A chamada “epidemiologia matemática” é uma ciência consolidada. De acordo com o matemático Claudio Landim, colunista do GLOBO, essa disciplina foi inaugurada logo após a pandemia da gripe espanhola (1918 e 1920). Ela divide a população entre suscetíveis, infectados e recuperados e, a partir daí, utiliza-se o conceito de “equações diferenciais” para descobrir a velocidade de propagação do vírus.

— Aqui no Brasil, o ex-ministro Nelson Teich também fez críticas aos modelos matemáticos, o que demonstra falta de informação. Esses modelos são baseados nos dados fornecidos e nos pressupostos. Se há mudanças, claro que as conclusões vão mudar — diz Marcelo Viana.

Formação acadêmica

Nem todo matemático é professor — as formações são diferentes e complementares. Para dar aula, é preciso fazer licenciatura. Para as outras atividades, bacharelado. Mas o curso vive momento difícil. Segundo dados do Censo da Educação Superior de 2018, o Brasil tinha 7.571 matrículas em bacharelado de Matemática, ante 10.808 de quatro anos antes (queda de 42%). A licenciatura tinha 96.367 alunos. A evasão também é alta. Ao longo de 2018, 4.448 universitários de bacharelado abandonaram as aulas.

— A formação na educação básica da matemática é fraca. Quando chega nesse ponto é tarde para corrigir as lacunas — diz Viana.

Segundo o diretor do Impa, pesquisas demonstram que crianças pequenas gostam da matemática e vão perdendo o interesse ao longo dos anos, quando ela vai deixando a vida real e se tornando mais teórica.

Mas nem só de epidemiologia e educação vive a matemática. Há uma infinidade de caminhos.
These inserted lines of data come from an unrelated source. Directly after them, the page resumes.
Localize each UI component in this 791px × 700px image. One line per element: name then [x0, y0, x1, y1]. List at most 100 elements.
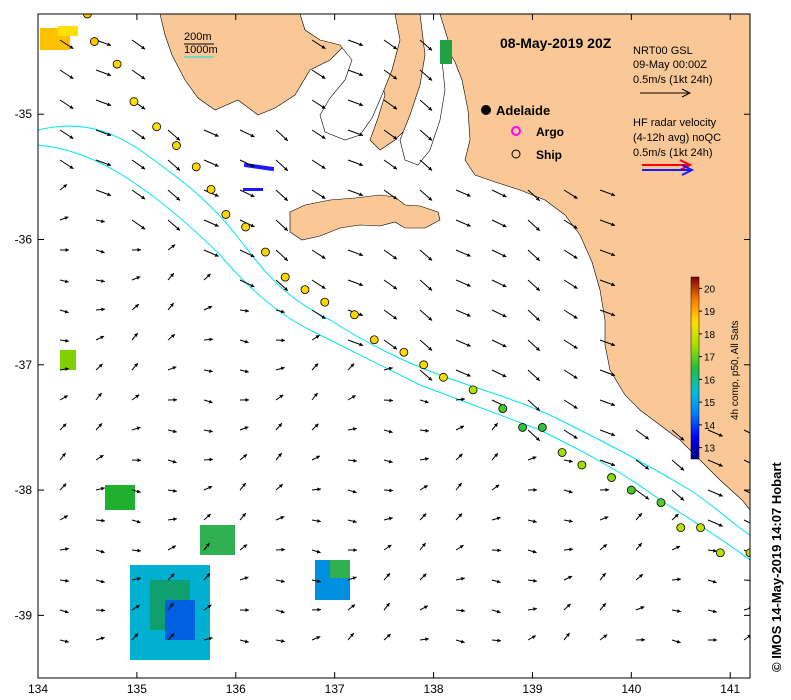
current-arrow [419, 249, 433, 261]
current-arrow [671, 489, 685, 501]
current-arrow [167, 488, 177, 493]
ship-observation-point [320, 297, 330, 307]
current-arrow [671, 639, 681, 644]
ship-observation-point [676, 523, 686, 533]
current-arrow [131, 276, 141, 281]
current-arrow [347, 189, 364, 197]
current-arrow [203, 542, 211, 551]
colorbar-tick-label: 13 [704, 444, 716, 455]
contour-200m [38, 125, 750, 536]
current-arrow [491, 422, 499, 431]
current-arrow [599, 429, 616, 437]
current-arrow [671, 459, 685, 471]
current-arrow [131, 332, 139, 341]
current-arrow [347, 632, 355, 641]
current-arrow [59, 338, 69, 343]
current-arrow [239, 308, 249, 313]
current-arrow [347, 279, 364, 287]
current-arrow [59, 183, 68, 191]
current-arrow [347, 159, 364, 167]
current-arrow [527, 309, 541, 322]
colorbar-tick-label: 20 [704, 284, 716, 295]
ship-observation-point [129, 97, 139, 107]
current-arrow [239, 189, 255, 198]
current-arrow [419, 542, 426, 551]
current-arrow [95, 99, 112, 107]
current-arrow [347, 99, 364, 107]
ship-observation-point [172, 141, 181, 150]
current-arrow [491, 452, 499, 461]
current-arrow [491, 219, 507, 228]
ship-observation-point [83, 14, 92, 19]
current-arrow [491, 484, 500, 491]
current-arrow [383, 39, 398, 50]
current-arrow [635, 489, 650, 500]
current-arrow [239, 426, 249, 431]
current-arrow [347, 519, 357, 524]
current-arrow [455, 189, 471, 197]
current-arrow [743, 489, 750, 494]
colorbar-ticks: 13 14 15 16 17 18 19 20 [699, 284, 716, 455]
current-arrow [311, 129, 326, 140]
ship-observation-point [626, 485, 636, 495]
current-arrow [455, 482, 462, 491]
current-arrow [635, 637, 646, 642]
current-arrow [59, 639, 69, 644]
current-arrow [455, 513, 463, 521]
current-arrow [707, 548, 717, 553]
current-arrow [707, 489, 723, 497]
current-arrow [563, 575, 573, 581]
current-arrow [95, 423, 103, 431]
current-arrow [527, 635, 537, 641]
current-arrow [599, 459, 616, 467]
current-arrow [167, 459, 177, 464]
current-arrow [203, 604, 212, 611]
adelaide-dot-icon [481, 105, 491, 115]
current-arrow [671, 577, 682, 582]
current-arrow [203, 159, 219, 167]
current-arrow [599, 543, 608, 551]
current-arrow [707, 579, 717, 584]
ship-observation-point [112, 59, 122, 69]
argo-label: Argo [536, 125, 564, 139]
current-arrow [599, 369, 616, 377]
colorbar-tick-label: 14 [704, 421, 716, 432]
current-arrow [491, 579, 501, 584]
current-arrow [275, 422, 283, 431]
current-arrow [311, 607, 322, 612]
current-arrow [95, 454, 104, 461]
ship-observation-point [206, 184, 216, 194]
current-arrow [95, 608, 106, 613]
ship-observation-point [557, 448, 567, 457]
current-arrow [167, 545, 177, 551]
current-arrow [311, 579, 321, 584]
current-arrow [383, 309, 398, 320]
current-arrow [491, 548, 502, 553]
colorbar-tick-label: 16 [704, 375, 716, 386]
current-arrow [707, 638, 718, 642]
current-arrow [59, 452, 66, 461]
current-arrow [347, 69, 364, 77]
current-arrow [203, 572, 211, 581]
current-arrow [311, 334, 320, 341]
current-arrow [383, 279, 398, 290]
current-arrow [59, 279, 69, 284]
current-arrow [455, 453, 463, 461]
current-arrow [275, 547, 286, 552]
current-arrow [239, 608, 250, 612]
current-arrow [131, 303, 140, 311]
current-arrow [383, 633, 392, 641]
current-arrow [347, 39, 364, 47]
current-arrow [59, 578, 69, 583]
current-arrow [239, 249, 255, 258]
ship-observation-point [607, 473, 616, 482]
current-arrow [311, 636, 321, 641]
current-arrow [95, 129, 112, 137]
current-arrow [491, 309, 507, 318]
current-arrow [167, 244, 176, 251]
current-arrow [347, 249, 364, 257]
ship-observation-point [399, 347, 409, 357]
current-arrow [311, 455, 321, 461]
current-arrow [203, 485, 213, 491]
Além da aplicada, que estuda problemas para desenvolver resultados práticos, há ainda a matemática pura, que se preocupa com questões da estrutura interna e da própria natureza da área.

Artur Avila, autor de pesquisas de matemática pura, vê o protagonismo alcançado pelos matemáticos na pandemia como uma lembrança da importância:

— Até pouco tempo atrás, era difícil convencer as pessoas de que era importante aprender a ler um gráfico. A ideia de achatar a curva foi difundida basicamente com todo mundo olhando para um gráfico. Tem um efeito educador, de que esse conhecimento pode nos ajudar a tomar boas decisões.